With the success of DDT, the advent of less toxic, more effective synthetic antimalarials, and the enthusiastic and urgent belief that time and money were of the essence, the World Health Organization (WHO) submitted at the World Health Assembly in 1955 an ambitious proposal for the eradication of malaria worldwide. Eradication efforts began and focused on house spraying with residual insecticides, antimalarial drug treatment, and surveillance, and would be carried out in 4 successive steps: preparation, attack, consolidation, and maintenance. Successes included elimination in nations with temperate climates and seasonal malaria transmission. Some countries such as India and Sri Lanka had sharp reductions in the number of cases, followed by increases to substantial levels after efforts ceased. Other nations had negligible progress (such as Indonesia, Afghanistan, Haiti, and Nicaragua).
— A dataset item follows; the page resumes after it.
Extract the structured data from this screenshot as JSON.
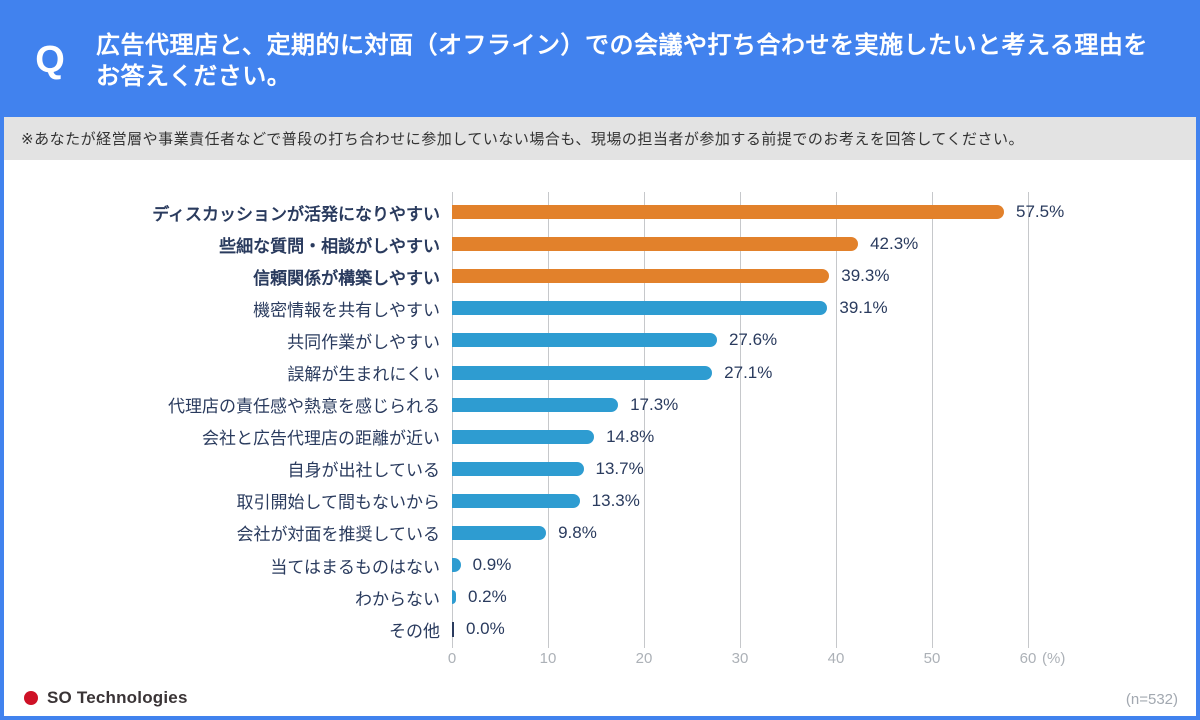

Some nations were excluded completely from the eradication campaign (most of sub-Saharan Africa). The emergence of drug resistance, widespread resistance to available insecticides, wars and massive population movements, difficulties in obtaining sustained funding from donor countries, and lack of community participation made the long-term maintenance of the effort untenable. Completion of the eradication campaign was eventually abandoned. The goal of most current National Malaria Prevention and Control Programs and most malaria activities conducted in endemic countries is to reduce the number of malaria-related cases and deaths. To reduce malaria transmission to a level where it is no longer a public health problem is the goal of what is called malaria “control.”
Recent increases in resources, political will, and commitment have led again to discussion of the possibility of malaria elimination and, ultimately, eradication.